What can I do to be helpful?

By Dr. Batya L. Ludman, Psy.D., FT · Published January 12, 2018

City boy is persuaded by country girl to go camping. Putting up the tent, David pounds the tent peg into his finger with the hammer and begins hopping and dancing about while crying out many expletives about the absurdity of going into the woods when staying in the city was just fine. Realizing that she may have made a serious error in judgement when suggesting camping as a shared experience, Julie runs over to David immediately upon hearing him scream, to see how he is and offer comfort and assistance.

To her surprise, David is annoyed by Julie’s presence and gruffly asks her to leave him alone. His angry tone is quite confusing, given that she is trying so hard to be helpful and supportive. When ten minutes later, David comes over to Julie, acting as if nothing had ever happened, it is Julie’s turn to be annoyed and silent. It was bad enough that he didn’t want her, chased her away and left her feeling rejected, but to not even attempt to apologize for his “abusive behavior”, just made things worse. After a few hours, Julie decides to forgive David and they try not letting the “fight” damper their evening. The next day, returning to the city, David gets a tetanus shot.

When it comes to problem solving, men and women often think differently. If one doesn’t cross into the other person’s world in an attempt to understand the thinking of their partner by truly putting themselves in that other person’s shoes, instead of just seeing things from their own perspective, they may inadvertently jeopardize the very relationship they care so much about. In blaming the other for their seemingly unacceptable and inappropriate behavior, feeling that it’s always the other person’s fault, the desire for good will lessens and the relationship will only suffer.

In analyzing the tent peg scenario, when David got upset - whether because he thought it was it was a crazy idea to go camping in the first place, was angry at his own carelessness, or simply reacted in pain, his response was to withdraw. He needed this “alone time” to breathe, calm down from the shock of the physical and emotional trauma, and regain his composure, so that he could refocus and move on. Having done this and feeling better, he could then approach Julie. Julie had no idea that this is what David needed, and so being a caregiver, did exactly the opposite. Seeing her partner agitated and in pain, she wanted very much to “connect” with him in order to help.

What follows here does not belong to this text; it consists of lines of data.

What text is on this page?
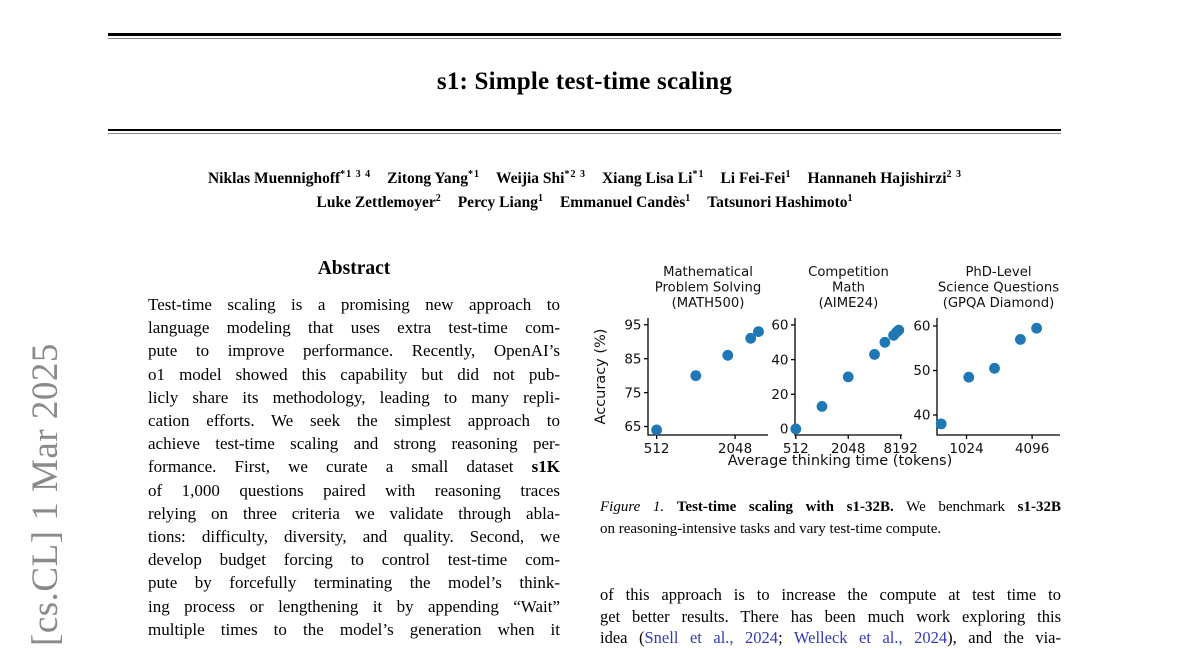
[cs.CL] 1 Mar 2025
s1: Simple test-time scaling
Niklas Muennighoff$^{*1 3 4}$ Zitong Yang$^{*1}$ Weijia Shi$^{*2 3}$ Xiang Lisa Li$^{*1}$ Li Fei-Fei$^1$ Hannaneh Hajishirzi$^{2 3}$
Luke Zettlemoyer$^2$ Percy Liang$^1$ Emmanuel Candès$^1$ Tatsunori Hashimoto$^1$
Abstract
Test-time scaling is a promising new approach to
language modeling that uses extra test-time com-
pute to improve performance. Recently, OpenAI’s
o1 model showed this capability but did not pub-
licly share its methodology, leading to many repli-
cation efforts. We seek the simplest approach to
achieve test-time scaling and strong reasoning per-
formance. First, we curate a small dataset s1K
of 1,000 questions paired with reasoning traces
relying on three criteria we validate through abla-
tions: difficulty, diversity, and quality. Second, we
develop budget forcing to control test-time com-
pute by forcefully terminating the model’s think-
ing process or lengthening it by appending “Wait”
multiple times to the model’s generation when it
Mathematical
Problem Solving
(MATH500)
65
75
85
95
512	2048
Accuracy (%)
Competition
Math
(AIME24)
0
20
40
60
512 2048 8192
PhD-Level
Science Questions
(GPQA Diamond)
40
50
60
1024 4096
Average thinking time (tokens)
Figure 1. Test-time scaling with s1-32B. We benchmark s1-32B
on reasoning-intensive tasks and vary test-time compute.
of this approach is to increase the compute at test time to
get better results. There has been much work exploring this
idea (Snell et al., 2024; Welleck et al., 2024), and the via-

“Swooping in” to assist and be there for David was perceived by him as intrusive and surprisingly, unhelpful, given his need to be alone, calm down, and solve his own problem. Julie’s presence was an unwanted distraction, and having difficulty using language as a tool when under stress, he quickly shooed her away in order to retreat, calm himself, focus and recover. This left Julie feeling hurt and rejected when she was only trying to help, and David, absorbed in his pain, unaware of the impact of his actions. In doing what came naturally for each of them, without any understanding of the other, they inadvertently created increased anger and distance. Interestingly, had the situation been reversed and Julie was injured, if David left her alone, she would have been terribly upset. David might have found it strange that when she was hurt, he had a valuable role to play.

Fast forward ten years. David is sitting at the kitchen table deeply absorbed in sorting through his tax return which is almost due. Julie walks in, asks David what he thinks she should make for dinner, and is met by a very clear and dismissive, “Don’t talk to me. I can’t talk now.” Having learned from the “tent peg episode”, upon hearing David’s comment Julie replies, “Let me know when we can talk” and calmly leaves the room. David soon thereafter solves his immediate issue and while far from finished with the arduous task, was at a point where he could take a break, and they make dinner together.

Julie knows that David’s strength is not in multitasking and that he finds talking disruptive when he’s focusing on something else. She knows too that he’s very much committed to her, and tries to be interested in all that she has to say. In order to listen and focus, he needs to be free from distraction and needs Julie to state clearly what she needs. Whether she wants to just schmooze or to engage in a deep meaningful discussion, unless told, his default is to go into problem solving mode. She too has learned that she must state what she needs, be clear and succinct, and not chat away when he is engrossed in anything from parking a car to working on a project.

When a man is silent, women think something is wrong. When a woman is silent, a man may not notice at first, enjoying the quiet. Often silence means that she is upset, and when a man doesn’t respond, she feels more isolated.

This column and the previous column have highlighted some of the differences between men and women, with respect to communication. There are so many other differences but as we know, in a good relationship, people work on understanding the other person, not on passing judgement or making assumptions. In my work with any dyad, I encourage each person to ask of the other, one very important question - “What can I do to be helpful?” and hear what is said in return. In this small but very important gesture of truly paying attention to someone else’s needs, we bring a very big gift into our relationships. Julie and David learned how to do this well.

As one of my beloved teachers has reminded me, we imagine that our lives are guided and judged solely by the big things in life, but it is the small things in life that really define us and who we are.